Iterations, iterations, iterations...
This blog is my second attempt at blogging, the first attempt was a failure for two reasons:
- I overcomplicated the setup
- I was focused on the technical aspects, design and cool factor rather than the content itself.
I overcomplicated the setup
The setup was overly complicated for what I wanted to do: write posts with a freedom for customization of every one of them, fully, depending on the content and ideas I have in mind. The first version was based on the architecture of the blog with headless CMS for managing content heavily inspired by Josh W. Comeau's blog, which is a great blog and a great example of how to build a blog with a headless CMS, but it was not the right choice for me right now, in case the blog grows I will need to re-evaluate my approach and build something more scalable and complex.
While it was functional, and pleasing to build an app that works and achieves its goals, it felt similar to building a personal metro system that gets you to a place you only visit once or twice a month, it was not worth the effort and time I had to put into it. At first, it led to procrastination and later, frustration from unaccomplished goals. That is why this, current solution is built with a different mindset and focused on the content and the writing itself, rather than the technical aspects of the blog.
Every post on this blog is a simple Nextjs page with a bunch of react components, wrappers for precise control in an IDE rather than publishing it with Vercel's CD, instead of relying on publishing it on headless CMS with poor developer experience and a need for a lot of work configuring everything, which leads me to the next point.
I was focused on the technical aspects, design and cool factor rather than the content itself.
I was focused on making sure the blog worked with all the layers of complexity I envisioned, refusing to sacrifice any of the technical aspects, design and cool factor for the sake of content and writing itself.
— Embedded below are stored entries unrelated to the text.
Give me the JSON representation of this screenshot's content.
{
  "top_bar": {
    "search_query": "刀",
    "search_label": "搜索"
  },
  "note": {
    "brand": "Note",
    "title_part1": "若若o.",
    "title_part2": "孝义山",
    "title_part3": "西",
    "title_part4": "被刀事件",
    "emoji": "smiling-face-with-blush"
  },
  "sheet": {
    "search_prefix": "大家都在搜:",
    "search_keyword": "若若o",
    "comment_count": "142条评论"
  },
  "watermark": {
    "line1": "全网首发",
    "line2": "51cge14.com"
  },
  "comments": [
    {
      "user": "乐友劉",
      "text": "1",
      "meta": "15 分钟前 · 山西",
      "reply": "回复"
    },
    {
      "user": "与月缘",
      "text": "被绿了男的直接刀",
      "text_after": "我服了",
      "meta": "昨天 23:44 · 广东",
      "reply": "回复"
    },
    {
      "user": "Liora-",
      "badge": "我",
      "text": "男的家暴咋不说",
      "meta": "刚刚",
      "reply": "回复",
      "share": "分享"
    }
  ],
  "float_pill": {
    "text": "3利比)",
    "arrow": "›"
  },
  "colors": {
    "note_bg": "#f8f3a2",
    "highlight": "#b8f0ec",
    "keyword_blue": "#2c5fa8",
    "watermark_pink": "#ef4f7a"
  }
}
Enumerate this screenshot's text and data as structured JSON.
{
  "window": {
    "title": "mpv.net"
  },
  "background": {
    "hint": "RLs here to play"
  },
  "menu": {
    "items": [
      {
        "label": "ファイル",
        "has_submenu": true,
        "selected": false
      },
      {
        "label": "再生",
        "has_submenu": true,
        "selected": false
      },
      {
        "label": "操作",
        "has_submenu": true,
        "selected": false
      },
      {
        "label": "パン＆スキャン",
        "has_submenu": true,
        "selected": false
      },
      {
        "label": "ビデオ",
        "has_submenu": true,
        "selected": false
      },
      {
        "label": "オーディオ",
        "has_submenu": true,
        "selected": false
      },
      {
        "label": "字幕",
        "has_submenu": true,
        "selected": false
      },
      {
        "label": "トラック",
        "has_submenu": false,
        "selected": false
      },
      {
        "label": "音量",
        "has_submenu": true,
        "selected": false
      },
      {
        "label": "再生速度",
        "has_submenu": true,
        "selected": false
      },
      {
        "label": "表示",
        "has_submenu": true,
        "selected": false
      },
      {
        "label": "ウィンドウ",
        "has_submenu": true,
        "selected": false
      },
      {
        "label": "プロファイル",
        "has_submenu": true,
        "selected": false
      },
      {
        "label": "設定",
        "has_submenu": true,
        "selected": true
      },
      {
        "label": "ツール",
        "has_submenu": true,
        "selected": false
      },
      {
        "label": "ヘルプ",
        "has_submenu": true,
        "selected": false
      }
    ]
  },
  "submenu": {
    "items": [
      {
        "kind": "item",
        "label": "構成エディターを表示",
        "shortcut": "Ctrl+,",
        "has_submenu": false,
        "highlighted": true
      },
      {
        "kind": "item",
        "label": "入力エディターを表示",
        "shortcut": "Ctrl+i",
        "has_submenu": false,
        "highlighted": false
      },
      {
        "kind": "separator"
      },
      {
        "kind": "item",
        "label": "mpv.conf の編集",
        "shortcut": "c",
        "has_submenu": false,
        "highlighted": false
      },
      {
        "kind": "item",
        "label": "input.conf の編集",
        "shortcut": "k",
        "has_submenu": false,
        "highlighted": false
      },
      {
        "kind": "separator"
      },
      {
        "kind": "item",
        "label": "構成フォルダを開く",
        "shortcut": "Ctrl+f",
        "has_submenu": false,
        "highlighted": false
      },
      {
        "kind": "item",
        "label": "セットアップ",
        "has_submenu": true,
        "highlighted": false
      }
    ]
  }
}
This led to a lack of writing, procrastination and a blog with no posts at all.
The solution was simple build a blog as simple as possible, sacrificing only one aspect: the technical complexity of publishing a post. More about it further down below.
The current solution
The current solution is built with NextJS with each of the posts being a simple React component that can be easily edited and customized. Deployment of the new version of the website publishes new posts at the same time. Retaining full control over the content and layout. Creative freedom like this:
I believe building something like this would not have worked as naturally in my previous setup. The point is not novelty for its own sake, but freedom to shape each post around the idea itself. If this space helps me keep writing consistently, then it is already doing exactly what I built it for.
Building my own tools is part of the point
Another benefit of this approach is that I can build small tools directly inside the same project where I write. Instead of waiting for a plugin or changing a CMS schema, I can design exactly what I need and ship it right away.
That turns the blog into a practical learning lab. Every tool I build here improves my understanding of UI architecture, performance tradeoffs, and product decisions, because I feel the consequences in real usage immediately.
Over time, this creates a feedback loop: better tools make writing easier, and writing more helps me discover the next tool to build. It is slower than copying templates in the short term, but much more valuable for long-term skill growth.
This is only the beginning, and I am excited to see where this journey takes me. I have a lot of ideas for future posts and projects, and I am looking forward to sharing them with you!